In conjunction with another IETF protocol-Voice Profile for Internet Messaging-Enum would let carrier and enterprise voice mail servers locate each other over the ‘net and exchange messages. Enum also would let Internet-aware fax machines send documents to each other and to unified messaging systems.
But Enum shows the most promise in making it simple to place telephone calls over the Internet.
“What Enum does is allow [voice-over-IP] proxies and gatekeepers to find each other with no other information than the phone number,” said Richard Shockey, co-chair of the IETF’s Telephone Number Mapping group and a senior technical industry liaison with NeuStar Inc., the North American telephone numbering authority. “That’s always been the biggest problem in [voice-over-IP] services.”
This innovation promises big savings for corporations, which typically spend 40 per cent of their long-distance bills on internal communications, Shockey said.
“Voice over IP. Universal messaging. Fax. These are major enterprise applications that can be enabled more efficiently over IP networks vs. switched networks,” Shockey added. “Enum leverages the enormous investment that corporations have made in their IP backbones and VPNs.”
One application that already supports Enum is Bind 9, the latest version of the open source software that powers most DNS servers. Bind 9 supports all the resource record types required by Enum, said David Conrad, chief technology officer at Nominum, which wrote Bind 9.

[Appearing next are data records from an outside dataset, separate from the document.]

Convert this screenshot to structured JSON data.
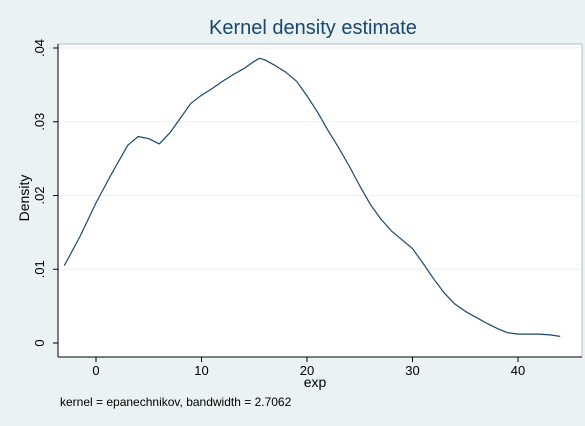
{
  "chart_data": {
    "type": "line",
    "title": "Kernel density estimate",
    "xlabel": "exp",
    "ylabel": "Density",
    "note": "kernel = epanechnikov, bandwidth = 2.7062",
    "xlim": [
      -3,
      44
    ],
    "ylim": [
      0,
      0.04
    ],
    "x_ticks": [
      0,
      10,
      20,
      30,
      40
    ],
    "y_ticks": [
      0,
      0.01,
      0.02,
      0.03,
      0.04
    ],
    "y_tick_labels": [
      "0",
      ".01",
      ".02",
      ".03",
      ".04"
    ],
    "grid": true,
    "series": [
      {
        "color": "#1a476f",
        "x": [
          -3,
          -1.5,
          0,
          1.5,
          3,
          4,
          5,
          6,
          7,
          8,
          9,
          10,
          11,
          12,
          13,
          14,
          15,
          15.5,
          16,
          17,
          18,
          19,
          20,
          21,
          22,
          23,
          24,
          25,
          26,
          27,
          28,
          29,
          30,
          31,
          32,
          33,
          34,
          35,
          36,
          37,
          38,
          39,
          40,
          41,
          42,
          43,
          44
        ],
        "y": [
          0.0105,
          0.0145,
          0.019,
          0.023,
          0.0268,
          0.028,
          0.0277,
          0.027,
          0.0285,
          0.0305,
          0.0325,
          0.0336,
          0.0345,
          0.0355,
          0.0364,
          0.0372,
          0.0382,
          0.0386,
          0.0384,
          0.0376,
          0.0367,
          0.0355,
          0.0335,
          0.0313,
          0.0288,
          0.0265,
          0.024,
          0.0213,
          0.0188,
          0.0168,
          0.0152,
          0.014,
          0.0128,
          0.0108,
          0.0087,
          0.0068,
          0.0053,
          0.0043,
          0.0035,
          0.0027,
          0.002,
          0.0014,
          0.0012,
          0.0012,
          0.0012,
          0.0011,
          0.0009
        ]
      }
    ]
  }
}
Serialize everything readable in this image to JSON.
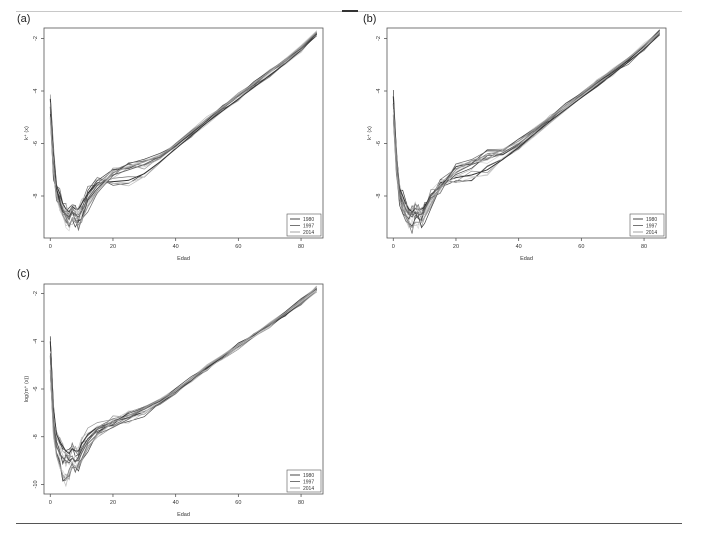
{
  "figure": {
    "panels": [
      {
        "label": "(a)"
      },
      {
        "label": "(b)"
      },
      {
        "label": "(c)"
      }
    ]
  },
  "chart_data": [
    {
      "type": "line",
      "panel": "(a)",
      "xlabel": "Edad",
      "ylabel": "k⁺ (x)",
      "xlim": [
        -2,
        87
      ],
      "ylim": [
        -9.6,
        -1.6
      ],
      "xticks": [
        0,
        20,
        40,
        60,
        80
      ],
      "yticks": [
        -2,
        -4,
        -6,
        -8
      ],
      "grid": false,
      "legend": {
        "placement": "bottom-right",
        "entries": [
          "1980",
          "1997",
          "2014"
        ]
      },
      "series": [
        {
          "name": "1980",
          "color": "#333333",
          "x": [
            0,
            1,
            2,
            3,
            4,
            5,
            6,
            7,
            8,
            9,
            10,
            12,
            15,
            20,
            25,
            30,
            35,
            40,
            45,
            50,
            55,
            60,
            65,
            70,
            75,
            80,
            85
          ],
          "y": [
            -4.3,
            -6.3,
            -7.6,
            -7.9,
            -8.3,
            -8.5,
            -8.6,
            -8.4,
            -8.5,
            -8.5,
            -8.3,
            -7.9,
            -7.5,
            -7.45,
            -7.4,
            -7.15,
            -6.7,
            -6.2,
            -5.7,
            -5.2,
            -4.75,
            -4.3,
            -3.85,
            -3.4,
            -2.95,
            -2.45,
            -1.85
          ]
        },
        {
          "name": "1997",
          "color": "#666666",
          "x": [
            0,
            1,
            2,
            3,
            4,
            5,
            6,
            7,
            8,
            9,
            10,
            12,
            15,
            20,
            25,
            30,
            35,
            40,
            45,
            50,
            55,
            60,
            65,
            70,
            75,
            80,
            85
          ],
          "y": [
            -4.6,
            -6.8,
            -7.9,
            -8.2,
            -8.5,
            -8.7,
            -8.9,
            -8.6,
            -8.7,
            -8.8,
            -8.6,
            -8.1,
            -7.6,
            -7.2,
            -7.0,
            -6.8,
            -6.5,
            -6.1,
            -5.6,
            -5.1,
            -4.65,
            -4.2,
            -3.75,
            -3.3,
            -2.85,
            -2.35,
            -1.8
          ]
        },
        {
          "name": "2014",
          "color": "#999999",
          "x": [
            0,
            1,
            2,
            3,
            4,
            5,
            6,
            7,
            8,
            9,
            10,
            12,
            15,
            20,
            25,
            30,
            35,
            40,
            45,
            50,
            55,
            60,
            65,
            70,
            75,
            80,
            85
          ],
          "y": [
            -5.0,
            -7.1,
            -8.0,
            -8.4,
            -8.7,
            -9.0,
            -9.1,
            -8.9,
            -9.0,
            -9.1,
            -8.9,
            -8.4,
            -7.8,
            -7.1,
            -6.9,
            -6.7,
            -6.45,
            -6.05,
            -5.55,
            -5.05,
            -4.6,
            -4.15,
            -3.7,
            -3.25,
            -2.8,
            -2.3,
            -1.75
          ]
        }
      ]
    },
    {
      "type": "line",
      "panel": "(b)",
      "xlabel": "Edad",
      "ylabel": "k⁺ (x)",
      "xlim": [
        -2,
        87
      ],
      "ylim": [
        -9.6,
        -1.6
      ],
      "xticks": [
        0,
        20,
        40,
        60,
        80
      ],
      "yticks": [
        -2,
        -4,
        -6,
        -8
      ],
      "grid": false,
      "legend": {
        "placement": "bottom-right",
        "entries": [
          "1980",
          "1997",
          "2014"
        ]
      },
      "series": [
        {
          "name": "1980",
          "color": "#333333",
          "x": [
            0,
            1,
            2,
            3,
            4,
            5,
            6,
            7,
            8,
            9,
            10,
            12,
            15,
            20,
            25,
            30,
            35,
            40,
            45,
            50,
            55,
            60,
            65,
            70,
            75,
            80,
            85
          ],
          "y": [
            -4.2,
            -6.4,
            -7.7,
            -8.0,
            -8.3,
            -8.5,
            -8.6,
            -8.5,
            -8.5,
            -8.5,
            -8.4,
            -8.0,
            -7.5,
            -7.3,
            -7.2,
            -7.0,
            -6.6,
            -6.15,
            -5.65,
            -5.15,
            -4.7,
            -4.25,
            -3.8,
            -3.35,
            -2.9,
            -2.4,
            -1.85
          ]
        },
        {
          "name": "1997",
          "color": "#666666",
          "x": [
            0,
            1,
            2,
            3,
            4,
            5,
            6,
            7,
            8,
            9,
            10,
            12,
            15,
            20,
            25,
            30,
            35,
            40,
            45,
            50,
            55,
            60,
            65,
            70,
            75,
            80,
            85
          ],
          "y": [
            -4.5,
            -6.6,
            -7.9,
            -8.2,
            -8.5,
            -8.7,
            -8.8,
            -8.6,
            -8.7,
            -8.7,
            -8.5,
            -8.0,
            -7.6,
            -7.1,
            -6.8,
            -6.6,
            -6.35,
            -6.0,
            -5.55,
            -5.05,
            -4.6,
            -4.15,
            -3.7,
            -3.25,
            -2.8,
            -2.3,
            -1.8
          ]
        },
        {
          "name": "2014",
          "color": "#999999",
          "x": [
            0,
            1,
            2,
            3,
            4,
            5,
            6,
            7,
            8,
            9,
            10,
            12,
            15,
            20,
            25,
            30,
            35,
            40,
            45,
            50,
            55,
            60,
            65,
            70,
            75,
            80,
            85
          ],
          "y": [
            -4.9,
            -7.0,
            -8.1,
            -8.5,
            -8.8,
            -9.1,
            -9.2,
            -9.0,
            -9.0,
            -9.0,
            -8.8,
            -8.3,
            -7.7,
            -7.0,
            -6.65,
            -6.45,
            -6.25,
            -5.9,
            -5.45,
            -5.0,
            -4.55,
            -4.1,
            -3.65,
            -3.2,
            -2.75,
            -2.25,
            -1.75
          ]
        }
      ]
    },
    {
      "type": "line",
      "panel": "(c)",
      "xlabel": "Edad",
      "ylabel": "log(m⁺ (x))",
      "xlim": [
        -2,
        87
      ],
      "ylim": [
        -10.4,
        -1.6
      ],
      "xticks": [
        0,
        20,
        40,
        60,
        80
      ],
      "yticks": [
        -2,
        -4,
        -6,
        -8,
        -10
      ],
      "grid": false,
      "legend": {
        "placement": "bottom-right",
        "entries": [
          "1980",
          "1997",
          "2014"
        ]
      },
      "series": [
        {
          "name": "1980",
          "color": "#333333",
          "x": [
            0,
            1,
            2,
            3,
            4,
            5,
            6,
            7,
            8,
            9,
            10,
            12,
            15,
            20,
            25,
            30,
            35,
            40,
            45,
            50,
            55,
            60,
            65,
            70,
            75,
            80,
            85
          ],
          "y": [
            -4.0,
            -6.8,
            -7.9,
            -8.2,
            -8.4,
            -8.6,
            -8.7,
            -8.5,
            -8.6,
            -8.6,
            -8.3,
            -7.9,
            -7.6,
            -7.4,
            -7.2,
            -6.95,
            -6.6,
            -6.15,
            -5.65,
            -5.15,
            -4.7,
            -4.25,
            -3.8,
            -3.35,
            -2.9,
            -2.4,
            -1.85
          ]
        },
        {
          "name": "1997",
          "color": "#666666",
          "x": [
            0,
            1,
            2,
            3,
            4,
            5,
            6,
            7,
            8,
            9,
            10,
            12,
            15,
            20,
            25,
            30,
            35,
            40,
            45,
            50,
            55,
            60,
            65,
            70,
            75,
            80,
            85
          ],
          "y": [
            -4.6,
            -7.3,
            -8.4,
            -8.7,
            -8.9,
            -9.0,
            -9.1,
            -8.9,
            -9.0,
            -9.0,
            -8.7,
            -8.2,
            -7.7,
            -7.35,
            -7.1,
            -6.85,
            -6.5,
            -6.1,
            -5.6,
            -5.1,
            -4.65,
            -4.2,
            -3.75,
            -3.3,
            -2.85,
            -2.35,
            -1.8
          ]
        },
        {
          "name": "2014",
          "color": "#999999",
          "x": [
            0,
            1,
            2,
            3,
            4,
            5,
            6,
            7,
            8,
            9,
            10,
            12,
            15,
            20,
            25,
            30,
            35,
            40,
            45,
            50,
            55,
            60,
            65,
            70,
            75,
            80,
            85
          ],
          "y": [
            -5.2,
            -7.8,
            -8.8,
            -9.2,
            -9.6,
            -9.8,
            -9.6,
            -9.3,
            -9.3,
            -9.3,
            -9.0,
            -8.5,
            -7.9,
            -7.4,
            -7.1,
            -6.8,
            -6.45,
            -6.05,
            -5.55,
            -5.05,
            -4.6,
            -4.15,
            -3.7,
            -3.25,
            -2.8,
            -2.3,
            -1.75
          ]
        }
      ]
    }
  ]
}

Although the Enum protocol is considered solid, it faces a slew of administrative and regulatory hurdles before it can be deployed in the U.S. One challenge was resolved one week ago, when the Internet Assigned Numbers Authority set aside a new domain-E164.arpa-for the storage of E.164 numbers.

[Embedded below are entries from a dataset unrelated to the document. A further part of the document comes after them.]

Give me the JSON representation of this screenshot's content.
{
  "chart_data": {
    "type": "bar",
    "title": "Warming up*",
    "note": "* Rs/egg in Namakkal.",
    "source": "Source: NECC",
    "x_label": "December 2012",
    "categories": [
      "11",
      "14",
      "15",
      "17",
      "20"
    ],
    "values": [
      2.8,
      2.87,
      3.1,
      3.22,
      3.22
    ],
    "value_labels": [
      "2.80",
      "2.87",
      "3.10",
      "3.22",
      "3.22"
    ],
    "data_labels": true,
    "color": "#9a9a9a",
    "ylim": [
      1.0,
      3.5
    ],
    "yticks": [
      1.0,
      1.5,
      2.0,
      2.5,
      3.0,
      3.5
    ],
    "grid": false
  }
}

The next question is: Which federal agency will oversee Enum registrations? Telephone numbering administration is handled by the Federal Communications Commission, while the U.S. Department of Commerce oversees DNS. Some regulatory agency will need to oversee Enum subdelegations.

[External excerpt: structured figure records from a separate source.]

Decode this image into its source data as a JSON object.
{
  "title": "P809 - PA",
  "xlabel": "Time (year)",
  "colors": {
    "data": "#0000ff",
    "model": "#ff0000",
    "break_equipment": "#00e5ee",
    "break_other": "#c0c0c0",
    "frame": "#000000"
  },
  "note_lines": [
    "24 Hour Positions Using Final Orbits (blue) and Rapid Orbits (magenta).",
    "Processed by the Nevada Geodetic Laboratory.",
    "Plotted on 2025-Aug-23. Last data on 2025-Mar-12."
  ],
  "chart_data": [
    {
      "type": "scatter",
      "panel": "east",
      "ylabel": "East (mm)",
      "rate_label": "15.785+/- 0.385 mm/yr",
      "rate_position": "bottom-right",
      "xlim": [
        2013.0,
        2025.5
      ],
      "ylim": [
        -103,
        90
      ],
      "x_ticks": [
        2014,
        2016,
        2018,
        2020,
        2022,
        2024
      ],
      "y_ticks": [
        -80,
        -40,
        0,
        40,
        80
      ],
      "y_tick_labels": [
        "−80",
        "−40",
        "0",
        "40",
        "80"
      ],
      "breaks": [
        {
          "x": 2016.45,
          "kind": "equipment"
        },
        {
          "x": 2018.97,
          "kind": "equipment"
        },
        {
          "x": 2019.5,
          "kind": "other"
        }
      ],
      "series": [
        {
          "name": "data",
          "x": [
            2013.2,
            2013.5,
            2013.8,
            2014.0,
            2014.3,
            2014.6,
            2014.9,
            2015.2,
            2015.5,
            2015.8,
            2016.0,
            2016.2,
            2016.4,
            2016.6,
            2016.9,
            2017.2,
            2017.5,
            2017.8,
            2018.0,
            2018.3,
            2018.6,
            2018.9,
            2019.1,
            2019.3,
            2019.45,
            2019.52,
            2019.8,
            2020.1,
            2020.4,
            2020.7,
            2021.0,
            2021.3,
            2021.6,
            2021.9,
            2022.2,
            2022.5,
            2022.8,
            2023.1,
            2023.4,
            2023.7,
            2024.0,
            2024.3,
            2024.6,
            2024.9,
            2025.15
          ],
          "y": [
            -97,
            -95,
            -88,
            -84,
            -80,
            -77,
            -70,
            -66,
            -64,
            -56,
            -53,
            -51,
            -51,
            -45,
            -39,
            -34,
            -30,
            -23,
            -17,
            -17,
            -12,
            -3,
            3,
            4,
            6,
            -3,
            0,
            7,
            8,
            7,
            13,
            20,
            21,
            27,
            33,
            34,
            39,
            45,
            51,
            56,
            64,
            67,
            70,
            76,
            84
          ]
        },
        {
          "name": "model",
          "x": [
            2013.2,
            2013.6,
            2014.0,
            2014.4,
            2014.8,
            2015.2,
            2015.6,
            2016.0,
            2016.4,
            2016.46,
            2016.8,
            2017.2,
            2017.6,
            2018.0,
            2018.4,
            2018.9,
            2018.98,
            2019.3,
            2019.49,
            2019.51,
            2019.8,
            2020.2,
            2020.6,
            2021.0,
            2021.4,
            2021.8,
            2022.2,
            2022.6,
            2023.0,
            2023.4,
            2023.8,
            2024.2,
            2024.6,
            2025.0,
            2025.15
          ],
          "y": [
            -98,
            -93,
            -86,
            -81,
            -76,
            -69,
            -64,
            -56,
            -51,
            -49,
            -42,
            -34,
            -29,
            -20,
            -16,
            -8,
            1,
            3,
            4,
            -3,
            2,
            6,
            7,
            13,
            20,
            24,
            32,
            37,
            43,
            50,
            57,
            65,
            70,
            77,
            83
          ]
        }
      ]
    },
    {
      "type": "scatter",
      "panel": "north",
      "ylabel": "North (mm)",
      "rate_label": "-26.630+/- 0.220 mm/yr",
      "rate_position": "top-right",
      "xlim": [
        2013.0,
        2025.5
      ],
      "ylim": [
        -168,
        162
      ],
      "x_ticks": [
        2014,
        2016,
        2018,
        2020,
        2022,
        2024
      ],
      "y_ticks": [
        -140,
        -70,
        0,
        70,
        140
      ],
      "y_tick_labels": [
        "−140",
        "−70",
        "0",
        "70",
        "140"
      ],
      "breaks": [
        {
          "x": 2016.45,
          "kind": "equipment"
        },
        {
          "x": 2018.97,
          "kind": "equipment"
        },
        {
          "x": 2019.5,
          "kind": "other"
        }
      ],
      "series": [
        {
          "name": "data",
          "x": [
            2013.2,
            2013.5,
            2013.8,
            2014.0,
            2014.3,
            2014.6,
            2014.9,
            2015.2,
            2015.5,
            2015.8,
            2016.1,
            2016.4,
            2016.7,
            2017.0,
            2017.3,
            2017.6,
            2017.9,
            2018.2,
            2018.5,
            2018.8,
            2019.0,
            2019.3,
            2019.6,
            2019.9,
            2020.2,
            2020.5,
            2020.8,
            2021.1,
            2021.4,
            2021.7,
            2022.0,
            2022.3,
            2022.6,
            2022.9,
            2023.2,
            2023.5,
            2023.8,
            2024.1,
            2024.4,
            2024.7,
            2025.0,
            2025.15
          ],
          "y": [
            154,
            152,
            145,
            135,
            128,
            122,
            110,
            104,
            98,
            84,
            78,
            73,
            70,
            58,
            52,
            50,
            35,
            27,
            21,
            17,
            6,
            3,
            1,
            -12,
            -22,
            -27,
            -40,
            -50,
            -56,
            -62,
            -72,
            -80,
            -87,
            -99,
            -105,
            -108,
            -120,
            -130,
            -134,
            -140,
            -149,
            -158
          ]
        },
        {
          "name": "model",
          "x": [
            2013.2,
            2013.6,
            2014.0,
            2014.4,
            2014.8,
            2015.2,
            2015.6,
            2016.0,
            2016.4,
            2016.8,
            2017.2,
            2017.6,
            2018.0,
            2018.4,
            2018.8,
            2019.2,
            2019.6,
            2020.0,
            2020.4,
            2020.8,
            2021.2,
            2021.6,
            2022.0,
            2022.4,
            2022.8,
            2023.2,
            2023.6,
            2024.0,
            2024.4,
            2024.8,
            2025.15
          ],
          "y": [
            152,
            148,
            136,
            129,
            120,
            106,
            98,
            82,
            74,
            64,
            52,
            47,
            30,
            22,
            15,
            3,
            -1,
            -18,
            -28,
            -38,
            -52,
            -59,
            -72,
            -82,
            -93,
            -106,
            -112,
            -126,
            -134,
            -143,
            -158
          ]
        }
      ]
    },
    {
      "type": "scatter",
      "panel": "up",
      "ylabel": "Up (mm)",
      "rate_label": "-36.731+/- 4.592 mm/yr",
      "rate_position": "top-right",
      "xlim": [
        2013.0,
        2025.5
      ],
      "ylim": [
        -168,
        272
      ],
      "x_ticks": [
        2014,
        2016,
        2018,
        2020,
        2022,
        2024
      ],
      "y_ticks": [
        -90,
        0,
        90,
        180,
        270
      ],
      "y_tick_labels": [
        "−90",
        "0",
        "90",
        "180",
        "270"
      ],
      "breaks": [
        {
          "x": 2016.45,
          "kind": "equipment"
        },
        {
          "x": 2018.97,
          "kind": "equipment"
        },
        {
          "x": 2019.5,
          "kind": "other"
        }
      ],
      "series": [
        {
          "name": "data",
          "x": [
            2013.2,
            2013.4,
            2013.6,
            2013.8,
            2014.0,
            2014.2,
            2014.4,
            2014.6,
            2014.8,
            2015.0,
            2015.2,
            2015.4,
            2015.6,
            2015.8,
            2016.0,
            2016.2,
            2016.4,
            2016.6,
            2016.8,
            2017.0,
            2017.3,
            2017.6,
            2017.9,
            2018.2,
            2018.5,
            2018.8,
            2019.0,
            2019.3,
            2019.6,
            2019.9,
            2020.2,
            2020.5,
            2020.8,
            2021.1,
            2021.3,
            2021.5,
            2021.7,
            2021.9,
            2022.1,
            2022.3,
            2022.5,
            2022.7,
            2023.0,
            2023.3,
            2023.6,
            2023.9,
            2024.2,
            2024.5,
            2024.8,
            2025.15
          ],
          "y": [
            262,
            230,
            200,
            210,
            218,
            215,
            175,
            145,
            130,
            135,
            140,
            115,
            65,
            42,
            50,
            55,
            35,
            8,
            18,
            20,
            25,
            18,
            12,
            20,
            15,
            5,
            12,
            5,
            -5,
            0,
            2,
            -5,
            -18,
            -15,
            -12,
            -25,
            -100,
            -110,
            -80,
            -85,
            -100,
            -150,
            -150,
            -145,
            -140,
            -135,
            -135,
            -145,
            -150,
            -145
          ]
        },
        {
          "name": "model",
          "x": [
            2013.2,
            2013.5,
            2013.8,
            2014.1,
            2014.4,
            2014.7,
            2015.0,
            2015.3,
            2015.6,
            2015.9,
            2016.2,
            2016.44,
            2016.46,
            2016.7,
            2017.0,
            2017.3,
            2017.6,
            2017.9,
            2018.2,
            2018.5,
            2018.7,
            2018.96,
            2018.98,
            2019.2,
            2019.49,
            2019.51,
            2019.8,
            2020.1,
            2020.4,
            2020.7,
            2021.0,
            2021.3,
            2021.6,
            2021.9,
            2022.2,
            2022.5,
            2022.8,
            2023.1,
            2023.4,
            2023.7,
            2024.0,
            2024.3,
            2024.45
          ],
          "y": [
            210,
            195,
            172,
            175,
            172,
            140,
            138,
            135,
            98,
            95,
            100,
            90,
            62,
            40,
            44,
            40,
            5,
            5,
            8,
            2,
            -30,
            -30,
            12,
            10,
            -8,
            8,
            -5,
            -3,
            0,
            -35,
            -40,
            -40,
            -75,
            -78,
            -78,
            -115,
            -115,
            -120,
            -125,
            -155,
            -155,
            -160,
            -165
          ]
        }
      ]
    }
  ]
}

Another sticky issue is the ownership and portability of Enum registrations. Businesses and consumers don’t own their telephone numbers, but they do own their domain names and can move them from one ISP to another.
“The technology is pretty much there. It’s just a matter of setting up the administrative infrastructure and procedures you need to make it work,” said Penn Pfautz, an AT&T Corp. manager and a participant of the IETF Enum effort.